A 2015 survey of science fiction and fantasy readers found that these readers were also major consumers of a wide range of other types of books and media. In fact, the study noted a connection between respondents’ consumption of varied literary forms and an ability to understand science.
With increasing rates of anxiety, depression, and mental health issues for youth in the past two decades, it may be the case that young people, no different from American society generally, are suffering from reality overload. Young people today have unprecedented access to information about which they may have little power to influence or change.
The powerful world of science fiction
Science fiction and fantasy do not need to provide a mirror image of reality in order to offer compelling stories about serious social and political issues. The fact that the setting or characters are extraordinary may be precisely why they are powerful and where their value lies.
My contribution in the forthcoming essay collection, Raced Bodies, Erased Lives: Race in Young Adult Speculative Fiction, discusses how race, gender and mental health for black girls is portrayed in speculative fiction and fantasy. My essay describes how contemporary writers take an aspect of what is familiar and make it “odd” or “strange” enough to give the reader psychic and emotional distance to understand mental health issues with fresh eyes.

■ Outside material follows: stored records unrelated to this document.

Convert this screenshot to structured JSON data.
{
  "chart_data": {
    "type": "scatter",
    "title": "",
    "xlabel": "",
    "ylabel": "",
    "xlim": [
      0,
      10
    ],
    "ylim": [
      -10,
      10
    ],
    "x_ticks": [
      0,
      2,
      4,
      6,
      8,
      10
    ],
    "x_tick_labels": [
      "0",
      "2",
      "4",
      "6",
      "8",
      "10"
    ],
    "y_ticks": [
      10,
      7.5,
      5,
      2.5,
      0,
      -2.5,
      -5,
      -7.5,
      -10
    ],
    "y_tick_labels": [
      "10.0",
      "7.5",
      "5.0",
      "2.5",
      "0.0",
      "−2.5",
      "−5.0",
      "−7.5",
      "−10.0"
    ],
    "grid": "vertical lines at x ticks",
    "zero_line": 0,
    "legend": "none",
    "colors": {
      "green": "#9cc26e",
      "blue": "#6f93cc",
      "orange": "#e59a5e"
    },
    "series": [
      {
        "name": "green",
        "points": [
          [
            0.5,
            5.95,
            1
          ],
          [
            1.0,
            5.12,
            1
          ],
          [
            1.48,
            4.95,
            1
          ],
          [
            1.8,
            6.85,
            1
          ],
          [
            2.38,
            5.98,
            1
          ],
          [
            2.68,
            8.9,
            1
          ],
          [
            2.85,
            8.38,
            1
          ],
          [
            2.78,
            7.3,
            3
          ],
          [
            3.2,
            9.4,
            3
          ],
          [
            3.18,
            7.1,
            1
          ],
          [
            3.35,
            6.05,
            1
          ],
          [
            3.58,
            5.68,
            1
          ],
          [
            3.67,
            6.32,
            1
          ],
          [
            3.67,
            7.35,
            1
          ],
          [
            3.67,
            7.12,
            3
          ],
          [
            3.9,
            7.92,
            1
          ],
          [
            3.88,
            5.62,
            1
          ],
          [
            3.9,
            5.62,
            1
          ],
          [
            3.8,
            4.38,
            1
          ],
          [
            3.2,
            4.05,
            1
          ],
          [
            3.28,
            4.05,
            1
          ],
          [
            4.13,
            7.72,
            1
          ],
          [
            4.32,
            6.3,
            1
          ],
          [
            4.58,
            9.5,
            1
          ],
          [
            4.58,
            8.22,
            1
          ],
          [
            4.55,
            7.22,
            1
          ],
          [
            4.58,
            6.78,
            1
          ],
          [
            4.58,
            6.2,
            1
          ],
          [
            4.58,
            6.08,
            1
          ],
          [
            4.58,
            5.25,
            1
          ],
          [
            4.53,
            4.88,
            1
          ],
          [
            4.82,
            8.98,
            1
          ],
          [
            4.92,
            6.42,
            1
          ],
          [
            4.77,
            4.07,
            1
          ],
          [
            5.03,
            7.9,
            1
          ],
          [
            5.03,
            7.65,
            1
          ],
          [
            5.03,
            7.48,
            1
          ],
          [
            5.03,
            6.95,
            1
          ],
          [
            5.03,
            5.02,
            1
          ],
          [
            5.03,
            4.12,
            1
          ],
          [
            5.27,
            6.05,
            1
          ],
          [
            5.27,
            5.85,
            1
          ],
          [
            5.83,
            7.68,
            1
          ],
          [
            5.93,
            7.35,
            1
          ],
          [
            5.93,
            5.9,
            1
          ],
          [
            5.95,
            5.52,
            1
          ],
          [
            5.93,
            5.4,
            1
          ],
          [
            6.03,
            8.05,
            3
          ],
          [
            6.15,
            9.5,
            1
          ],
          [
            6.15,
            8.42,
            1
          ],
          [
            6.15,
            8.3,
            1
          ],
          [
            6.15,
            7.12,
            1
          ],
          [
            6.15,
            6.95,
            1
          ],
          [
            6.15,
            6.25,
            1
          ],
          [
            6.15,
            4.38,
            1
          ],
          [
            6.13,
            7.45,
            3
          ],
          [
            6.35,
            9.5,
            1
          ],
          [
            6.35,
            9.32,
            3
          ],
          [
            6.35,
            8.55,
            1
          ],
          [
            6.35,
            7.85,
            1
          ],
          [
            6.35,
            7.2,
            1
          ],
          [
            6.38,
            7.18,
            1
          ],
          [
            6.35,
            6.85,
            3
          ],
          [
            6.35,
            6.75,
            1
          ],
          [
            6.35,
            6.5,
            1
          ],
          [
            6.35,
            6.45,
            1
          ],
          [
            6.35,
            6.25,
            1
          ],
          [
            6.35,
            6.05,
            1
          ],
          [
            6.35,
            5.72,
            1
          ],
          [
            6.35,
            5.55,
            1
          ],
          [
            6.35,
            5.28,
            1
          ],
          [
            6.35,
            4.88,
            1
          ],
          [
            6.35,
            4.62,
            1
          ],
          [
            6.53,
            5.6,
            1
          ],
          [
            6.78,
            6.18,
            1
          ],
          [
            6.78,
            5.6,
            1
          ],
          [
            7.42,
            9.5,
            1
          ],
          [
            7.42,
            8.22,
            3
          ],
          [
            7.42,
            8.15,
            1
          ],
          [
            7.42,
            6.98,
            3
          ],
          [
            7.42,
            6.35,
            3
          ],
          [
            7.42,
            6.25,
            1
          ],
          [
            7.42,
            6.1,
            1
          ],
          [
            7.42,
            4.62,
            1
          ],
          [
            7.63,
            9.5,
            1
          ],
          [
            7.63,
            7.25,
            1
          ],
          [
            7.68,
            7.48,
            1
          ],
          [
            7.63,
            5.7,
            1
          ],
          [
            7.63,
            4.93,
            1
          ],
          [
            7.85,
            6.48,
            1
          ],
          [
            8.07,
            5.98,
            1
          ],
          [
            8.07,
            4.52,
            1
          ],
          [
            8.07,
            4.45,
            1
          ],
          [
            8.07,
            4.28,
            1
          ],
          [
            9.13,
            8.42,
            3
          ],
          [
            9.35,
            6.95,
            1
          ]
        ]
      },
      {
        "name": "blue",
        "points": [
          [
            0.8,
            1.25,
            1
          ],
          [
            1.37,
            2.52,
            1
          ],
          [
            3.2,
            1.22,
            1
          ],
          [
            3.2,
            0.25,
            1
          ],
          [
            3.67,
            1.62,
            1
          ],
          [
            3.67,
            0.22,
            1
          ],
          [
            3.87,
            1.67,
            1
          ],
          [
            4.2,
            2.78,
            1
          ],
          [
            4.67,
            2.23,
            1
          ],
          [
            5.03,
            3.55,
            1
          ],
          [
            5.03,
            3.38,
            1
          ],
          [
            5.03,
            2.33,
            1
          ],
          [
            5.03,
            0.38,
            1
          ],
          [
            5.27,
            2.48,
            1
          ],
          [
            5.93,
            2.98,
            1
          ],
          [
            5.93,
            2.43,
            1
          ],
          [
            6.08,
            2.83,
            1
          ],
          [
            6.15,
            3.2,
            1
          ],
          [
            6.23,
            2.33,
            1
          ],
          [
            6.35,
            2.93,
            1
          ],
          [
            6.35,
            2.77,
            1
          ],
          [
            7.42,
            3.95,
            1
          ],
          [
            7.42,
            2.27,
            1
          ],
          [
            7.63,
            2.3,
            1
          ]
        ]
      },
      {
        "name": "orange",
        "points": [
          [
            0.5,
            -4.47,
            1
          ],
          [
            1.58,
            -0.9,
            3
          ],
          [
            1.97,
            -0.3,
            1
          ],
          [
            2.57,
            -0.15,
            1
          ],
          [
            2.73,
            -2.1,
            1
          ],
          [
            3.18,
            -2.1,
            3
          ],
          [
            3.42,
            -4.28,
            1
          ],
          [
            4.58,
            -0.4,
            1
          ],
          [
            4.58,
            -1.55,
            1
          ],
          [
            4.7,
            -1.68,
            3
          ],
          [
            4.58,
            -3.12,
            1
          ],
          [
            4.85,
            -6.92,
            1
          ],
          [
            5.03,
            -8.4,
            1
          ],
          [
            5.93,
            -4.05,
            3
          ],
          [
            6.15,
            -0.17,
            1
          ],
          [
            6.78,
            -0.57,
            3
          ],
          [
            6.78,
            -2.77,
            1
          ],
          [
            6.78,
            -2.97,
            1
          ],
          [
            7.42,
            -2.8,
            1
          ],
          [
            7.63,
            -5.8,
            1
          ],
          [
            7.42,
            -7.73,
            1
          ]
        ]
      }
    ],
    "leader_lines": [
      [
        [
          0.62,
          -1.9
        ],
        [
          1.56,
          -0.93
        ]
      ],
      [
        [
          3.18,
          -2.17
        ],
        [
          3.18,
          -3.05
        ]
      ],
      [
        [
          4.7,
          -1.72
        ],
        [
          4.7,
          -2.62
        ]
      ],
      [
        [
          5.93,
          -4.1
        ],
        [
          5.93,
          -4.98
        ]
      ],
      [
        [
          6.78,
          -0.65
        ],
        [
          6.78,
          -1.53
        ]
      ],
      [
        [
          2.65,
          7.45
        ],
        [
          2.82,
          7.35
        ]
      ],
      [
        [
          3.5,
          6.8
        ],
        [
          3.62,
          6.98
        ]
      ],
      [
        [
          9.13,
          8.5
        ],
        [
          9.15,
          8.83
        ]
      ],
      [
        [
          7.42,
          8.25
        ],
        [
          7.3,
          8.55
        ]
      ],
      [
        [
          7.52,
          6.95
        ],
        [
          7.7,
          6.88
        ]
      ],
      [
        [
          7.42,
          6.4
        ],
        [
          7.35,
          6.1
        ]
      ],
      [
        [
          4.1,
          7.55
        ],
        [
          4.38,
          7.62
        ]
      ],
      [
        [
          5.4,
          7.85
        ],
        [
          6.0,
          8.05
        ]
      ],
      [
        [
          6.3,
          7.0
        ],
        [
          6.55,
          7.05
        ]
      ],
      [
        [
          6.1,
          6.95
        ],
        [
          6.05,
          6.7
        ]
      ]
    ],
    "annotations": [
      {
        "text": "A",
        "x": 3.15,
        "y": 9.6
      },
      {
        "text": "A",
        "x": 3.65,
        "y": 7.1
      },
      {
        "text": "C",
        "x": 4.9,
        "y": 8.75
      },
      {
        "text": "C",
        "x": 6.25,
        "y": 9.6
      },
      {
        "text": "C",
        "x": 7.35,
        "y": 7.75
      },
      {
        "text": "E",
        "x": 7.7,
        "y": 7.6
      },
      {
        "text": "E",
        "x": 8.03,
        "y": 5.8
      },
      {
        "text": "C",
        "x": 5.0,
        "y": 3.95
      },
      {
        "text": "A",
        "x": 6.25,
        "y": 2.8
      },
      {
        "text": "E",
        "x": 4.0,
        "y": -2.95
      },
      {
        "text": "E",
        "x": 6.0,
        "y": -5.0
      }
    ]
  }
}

From the Harry Potter and Hunger Games series to novels like Octavia Butler’s Parable of the Sower and Parable of the Talents and Nancy Kress’ Beggars in Spain, youths see examples of young people grappling with serious social, economic, and political issues that are timely and relevant, but in settings or times that offer critical distance.
This distance gives readers an avenue to grapple with complexity and use their imagination to consider different ways of managing social challenges. What better way to deal with the uncertainty of this time than with forms of fiction that make us comfortable with being uncomfortable, that explore uncertainty and ambiguity, and depict young people as active agents, survivors and shapers of their own destinies?
Let them read science fiction. In it, young people can see themselves—coping, surviving and learning lessons—that may enable them to create their own strategies for resilience. In this time of COVID-19 and physical distancing, we may be reluctant for kids to embrace creative forms that seem to separate them psychologically from reality.
But the critical thinking and agile habits of mind prompted by this type of literature may actually produce resilience and creativity that everyday life and reality typically do not.